Raw dessert and plant-based recipe creator, Jess Thomas is a vegan Mum of two. Living in Western Australia, Jess is an Aussie food influencer and her Instagram page @mindfullyjessica, is a good go to for simple plant-based recipes!
'This one reminds me of summer - healthy, vegan, dairy free, gluten free and delicious!' - Jess Thomas
- 1/2 cup almonds
- 1/2 cup cashews
- 8 medjool dates
- 1 tsp vanilla extract
- 1.5 cups cashews, soaked for a minimum 2 hours
- 4 tbsp Califia Farms Unsweetened Almond Milk
- 2.5 tbsp lemon juice
- 3 tbsp melted coconut juice
- 1/4 cup rice malt syrup
Second layer (note: reserve 1/2 of the first layer in blender, then add the following)
- 3/4 cup of blueberries
- 1 tbsp rice malt syrup
- 1 tbsp melted coconut oil
1) Line a 20 x 20 cake tin with baking paper.
2) In a food processor, add the almonds and cashews. Process until a rough meal is achieved. Add the dates and vanilla and process again until a sticky mixture is achieved. Press evenly into the tin. Set aside.
3) To make the first filling layer drain and rinse the cashews well. Add the cashews to a high powered blender almond with Califia Farms Unsweetened Almond Milk, lemon juice, melted coconut oil, and rice malt syrup. Blend until completely smooth.

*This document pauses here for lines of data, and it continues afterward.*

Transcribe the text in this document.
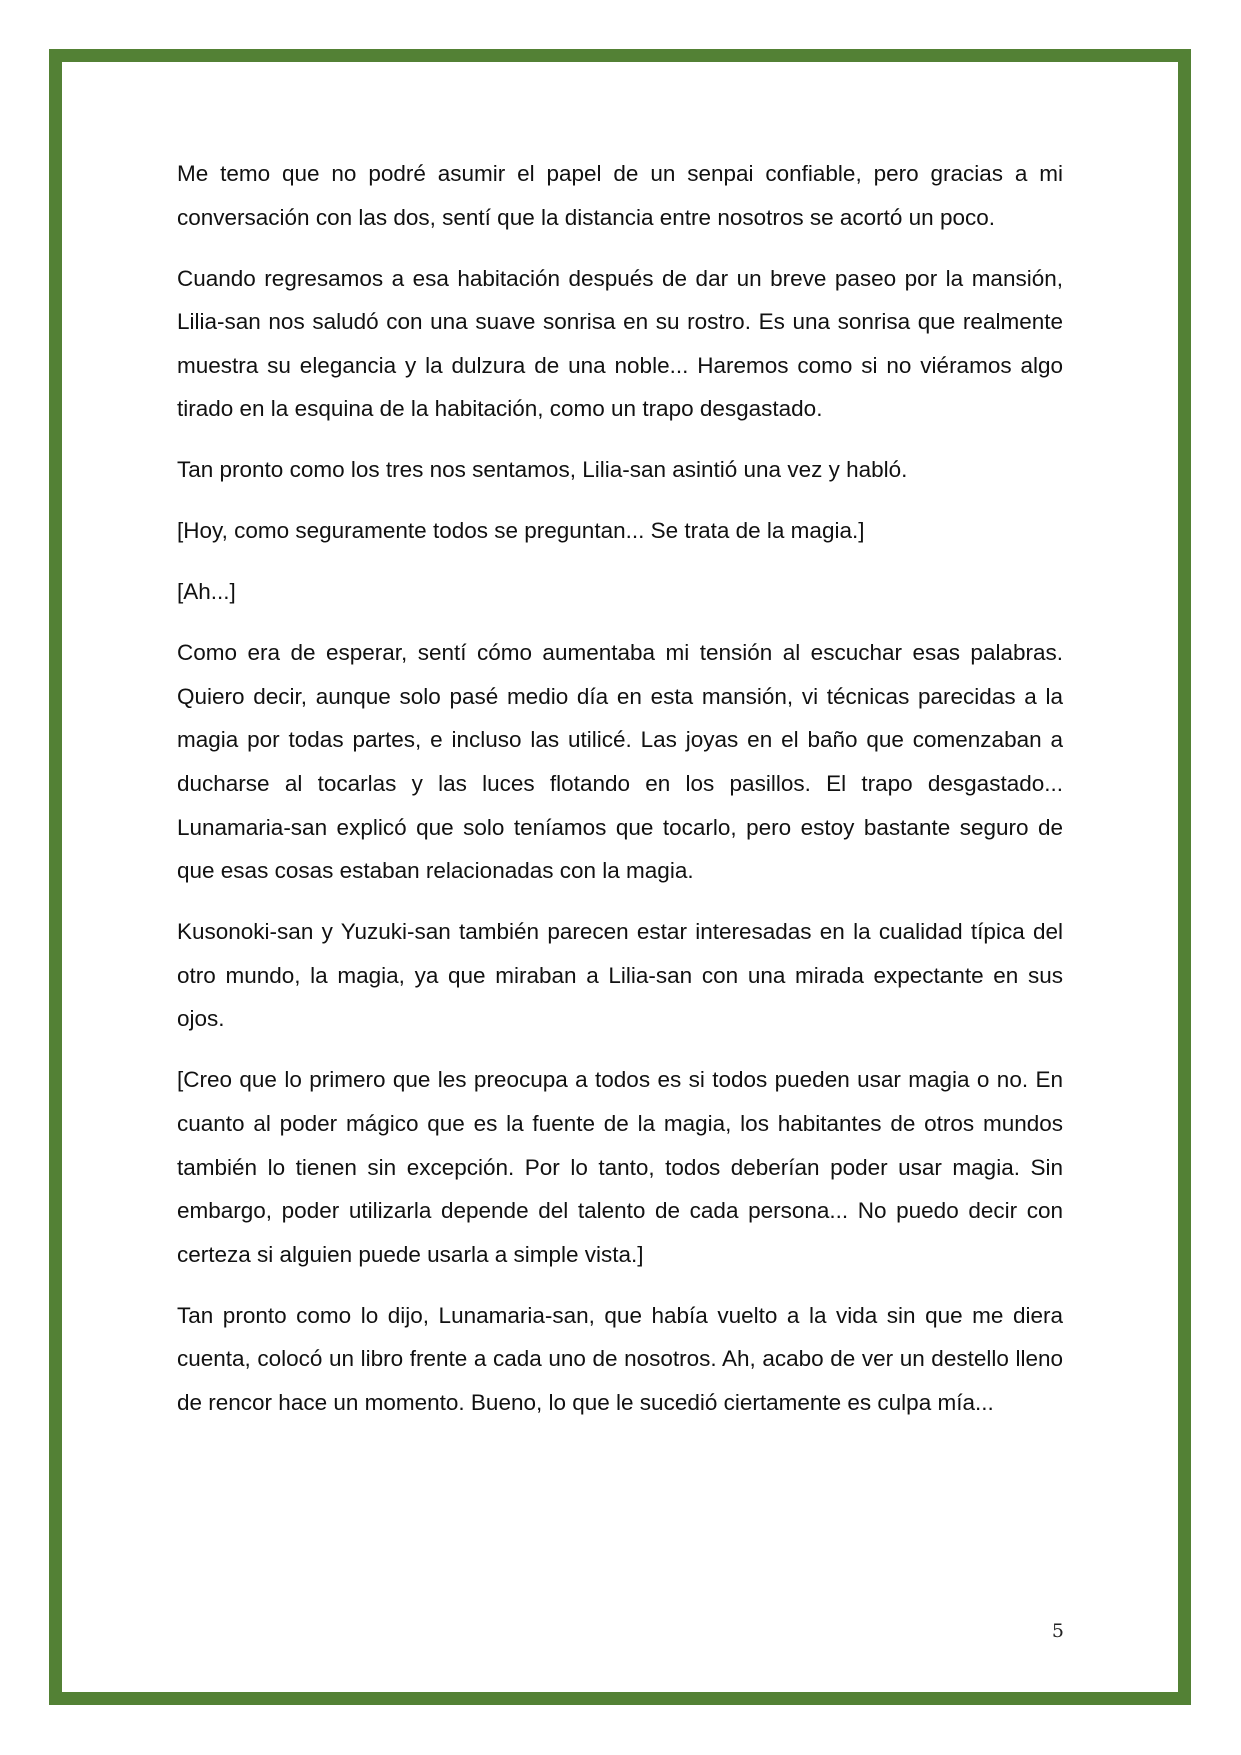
Me temo que no podré asumir el papel de un senpai confiable, pero gracias a mi conversación con las dos, sentí que la distancia entre nosotros se acortó un poco.

Cuando regresamos a esa habitación después de dar un breve paseo por la mansión, Lilia-san nos saludó con una suave sonrisa en su rostro. Es una sonrisa que realmente muestra su elegancia y la dulzura de una noble... Haremos como si no viéramos algo tirado en la esquina de la habitación, como un trapo desgastado.

Tan pronto como los tres nos sentamos, Lilia-san asintió una vez y habló.

[Hoy, como seguramente todos se preguntan... Se trata de la magia.]

[Ah...]

Como era de esperar, sentí cómo aumentaba mi tensión al escuchar esas palabras. Quiero decir, aunque solo pasé medio día en esta mansión, vi técnicas parecidas a la magia por todas partes, e incluso las utilicé. Las joyas en el baño que comenzaban a ducharse al tocarlas y las luces flotando en los pasillos. El trapo desgastado... Lunamaria-san explicó que solo teníamos que tocarlo, pero estoy bastante seguro de que esas cosas estaban relacionadas con la magia.

Kusonoki-san y Yuzuki-san también parecen estar interesadas en la cualidad típica del otro mundo, la magia, ya que miraban a Lilia-san con una mirada expectante en sus ojos.

[Creo que lo primero que les preocupa a todos es si todos pueden usar magia o no. En cuanto al poder mágico que es la fuente de la magia, los habitantes de otros mundos también lo tienen sin excepción. Por lo tanto, todos deberían poder usar magia. Sin embargo, poder utilizarla depende del talento de cada persona... No puedo decir con certeza si alguien puede usarla a simple vista.]

Tan pronto como lo dijo, Lunamaria-san, que había vuelto a la vida sin que me diera cuenta, colocó un libro frente a cada uno de nosotros. Ah, acabo de ver un destello lleno de rencor hace un momento. Bueno, lo que le sucedió ciertamente es culpa mía...

5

4) Pour only half of this mixture onto the base, place into the freezer to firm up while you make the blueberry layer.
5) To the first layer filling in the blender, add the blueberries, rice malt syrup and coconut oil. Blend until completely smooth. Pour gently onto the first layer.
6) Tap the tin onto the bench top to help release air bubbles and event out the top.
7) Place in the freezer until firm, around 2 hours. Slice when it's still firm but softened enough to slice through. Store in freezer.